While Wolfe has used "modern" technics he says there are some things that do not change with the times.
"The biggest difference to me is all the technology that's available to the modern coaches," he said. "We use all that. But I looked at the things that had made this program what it is, competitiveness, a fire, and an intensity to compete all the time and believe in winning every time you walk on the field. Those were all the things I believe in too. We want that in our kids so our goal is to take the tools we have today and mix that with the things that never change."
"Even over the years as we've added coaches I feel like we've been very fortunate," he said. "We have Coach (Tony) Plothow back on the staff, and we still have that mix of past with the present. I've been fortunate to have all those pieces to the puzzle."
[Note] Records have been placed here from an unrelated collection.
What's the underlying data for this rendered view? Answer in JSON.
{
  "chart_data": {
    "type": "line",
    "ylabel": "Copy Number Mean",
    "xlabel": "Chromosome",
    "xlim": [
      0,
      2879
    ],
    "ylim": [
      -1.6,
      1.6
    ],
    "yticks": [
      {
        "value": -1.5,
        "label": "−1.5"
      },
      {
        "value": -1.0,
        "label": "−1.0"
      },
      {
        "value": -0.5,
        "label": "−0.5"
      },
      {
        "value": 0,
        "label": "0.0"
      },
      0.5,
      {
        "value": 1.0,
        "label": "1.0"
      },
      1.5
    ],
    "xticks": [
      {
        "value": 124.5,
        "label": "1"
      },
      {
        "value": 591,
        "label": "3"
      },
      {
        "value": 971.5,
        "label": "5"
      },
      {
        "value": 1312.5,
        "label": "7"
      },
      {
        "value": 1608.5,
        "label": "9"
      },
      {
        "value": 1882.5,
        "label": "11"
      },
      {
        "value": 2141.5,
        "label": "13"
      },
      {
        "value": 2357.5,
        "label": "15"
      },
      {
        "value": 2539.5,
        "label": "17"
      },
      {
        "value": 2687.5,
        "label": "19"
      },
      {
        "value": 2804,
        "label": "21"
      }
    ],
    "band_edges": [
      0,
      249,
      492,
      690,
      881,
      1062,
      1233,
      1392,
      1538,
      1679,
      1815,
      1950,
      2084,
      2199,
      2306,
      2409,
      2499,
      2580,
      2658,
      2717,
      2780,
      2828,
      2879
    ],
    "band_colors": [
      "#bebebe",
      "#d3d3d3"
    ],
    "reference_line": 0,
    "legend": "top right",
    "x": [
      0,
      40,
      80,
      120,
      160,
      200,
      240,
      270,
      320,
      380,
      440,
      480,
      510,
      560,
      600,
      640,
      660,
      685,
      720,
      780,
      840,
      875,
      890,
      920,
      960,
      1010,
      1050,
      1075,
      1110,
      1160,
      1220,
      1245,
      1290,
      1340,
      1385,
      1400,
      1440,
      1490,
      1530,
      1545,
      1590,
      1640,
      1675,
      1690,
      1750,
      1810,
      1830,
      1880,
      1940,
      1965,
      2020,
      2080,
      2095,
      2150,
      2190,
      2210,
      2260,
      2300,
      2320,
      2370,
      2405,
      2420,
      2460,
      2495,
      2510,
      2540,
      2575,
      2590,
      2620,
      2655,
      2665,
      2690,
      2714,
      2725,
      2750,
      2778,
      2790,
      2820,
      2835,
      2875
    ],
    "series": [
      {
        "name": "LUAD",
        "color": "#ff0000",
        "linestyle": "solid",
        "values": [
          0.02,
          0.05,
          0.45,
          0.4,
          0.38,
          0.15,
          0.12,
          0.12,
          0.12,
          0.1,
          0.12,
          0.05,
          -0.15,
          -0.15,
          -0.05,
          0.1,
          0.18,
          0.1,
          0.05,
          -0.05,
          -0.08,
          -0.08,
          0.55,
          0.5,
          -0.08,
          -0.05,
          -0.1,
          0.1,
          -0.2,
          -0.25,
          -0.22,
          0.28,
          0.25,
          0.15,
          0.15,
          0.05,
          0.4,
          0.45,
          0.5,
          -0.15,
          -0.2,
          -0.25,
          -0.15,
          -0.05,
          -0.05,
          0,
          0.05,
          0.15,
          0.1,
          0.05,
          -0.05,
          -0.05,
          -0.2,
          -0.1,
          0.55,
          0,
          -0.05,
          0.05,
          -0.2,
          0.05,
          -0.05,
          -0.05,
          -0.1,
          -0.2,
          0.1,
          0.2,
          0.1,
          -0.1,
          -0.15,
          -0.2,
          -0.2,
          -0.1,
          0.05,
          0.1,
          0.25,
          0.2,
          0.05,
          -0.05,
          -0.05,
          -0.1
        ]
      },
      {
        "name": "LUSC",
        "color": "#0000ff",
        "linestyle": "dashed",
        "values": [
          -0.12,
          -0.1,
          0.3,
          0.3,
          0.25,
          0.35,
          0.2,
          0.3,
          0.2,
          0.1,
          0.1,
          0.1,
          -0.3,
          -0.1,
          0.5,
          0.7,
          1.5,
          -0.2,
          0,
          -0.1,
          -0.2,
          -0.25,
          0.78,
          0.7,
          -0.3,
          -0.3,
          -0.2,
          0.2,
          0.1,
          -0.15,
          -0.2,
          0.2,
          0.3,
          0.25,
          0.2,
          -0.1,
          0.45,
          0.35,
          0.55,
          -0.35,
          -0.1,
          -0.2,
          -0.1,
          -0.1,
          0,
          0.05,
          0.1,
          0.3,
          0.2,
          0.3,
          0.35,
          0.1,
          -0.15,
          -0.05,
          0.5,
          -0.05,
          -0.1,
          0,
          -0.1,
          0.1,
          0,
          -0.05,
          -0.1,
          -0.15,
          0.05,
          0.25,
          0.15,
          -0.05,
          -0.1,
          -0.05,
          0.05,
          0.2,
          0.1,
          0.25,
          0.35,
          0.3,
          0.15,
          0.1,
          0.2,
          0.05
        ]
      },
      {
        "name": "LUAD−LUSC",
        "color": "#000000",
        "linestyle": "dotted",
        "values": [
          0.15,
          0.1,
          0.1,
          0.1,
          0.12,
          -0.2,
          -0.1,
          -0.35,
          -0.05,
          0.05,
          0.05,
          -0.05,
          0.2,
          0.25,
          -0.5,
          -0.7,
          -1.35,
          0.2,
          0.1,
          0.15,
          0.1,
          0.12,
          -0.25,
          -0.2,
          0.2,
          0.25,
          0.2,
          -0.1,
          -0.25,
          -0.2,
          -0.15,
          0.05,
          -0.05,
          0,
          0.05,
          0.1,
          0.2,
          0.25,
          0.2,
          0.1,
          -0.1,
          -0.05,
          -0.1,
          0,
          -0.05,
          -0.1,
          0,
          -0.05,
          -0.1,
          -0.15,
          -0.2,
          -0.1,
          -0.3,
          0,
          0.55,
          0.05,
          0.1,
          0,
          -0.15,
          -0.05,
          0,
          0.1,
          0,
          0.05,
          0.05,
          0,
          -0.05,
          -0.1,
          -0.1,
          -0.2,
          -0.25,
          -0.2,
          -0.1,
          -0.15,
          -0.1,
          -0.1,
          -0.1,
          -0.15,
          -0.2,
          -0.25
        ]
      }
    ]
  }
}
Another thing that hasn't changed in the Plymouth program is the strength of schedule that has always pitted the Pilgrims against many of the state's best.
The NLC sports several teams that can claim the title of prominent programs and in the past seven years a sectional that at one point or another has featured Penn, LaPorte, and Mishawaka isn't without prominent opponents.
"If you want to win the tournament you have to beat the best at one point or another," said Wolfe. "We've been really close quite a few times but we keep building that belief in winning. It's fun to compete against those programs."
Wolfe has continued the tradition of outstanding players coming through the Plymouth program. This season, while not even played, will remain in his mind and especially those seniors who won't have a final season.
"The biggest part of it is watching kids develop from the time they are freshman until they graduate," he said. "It has been special to watch our three seniors, Tommy Dolan, Kam Vanlue and Dex (Grant Dexter) do that, to continue to work to make themselves better. I'm really proud of Grant. He started out knowing he was going to have to make himself better and over the years he's worked very hard and taken advantage of that opportunity. He did all that for himself."
"It's really hard on me to not be out there right now. It's worse for them. But it's something that we try to teach kids. Things don't always go your way, what will you do about that? Quit or get up and keep fighting?"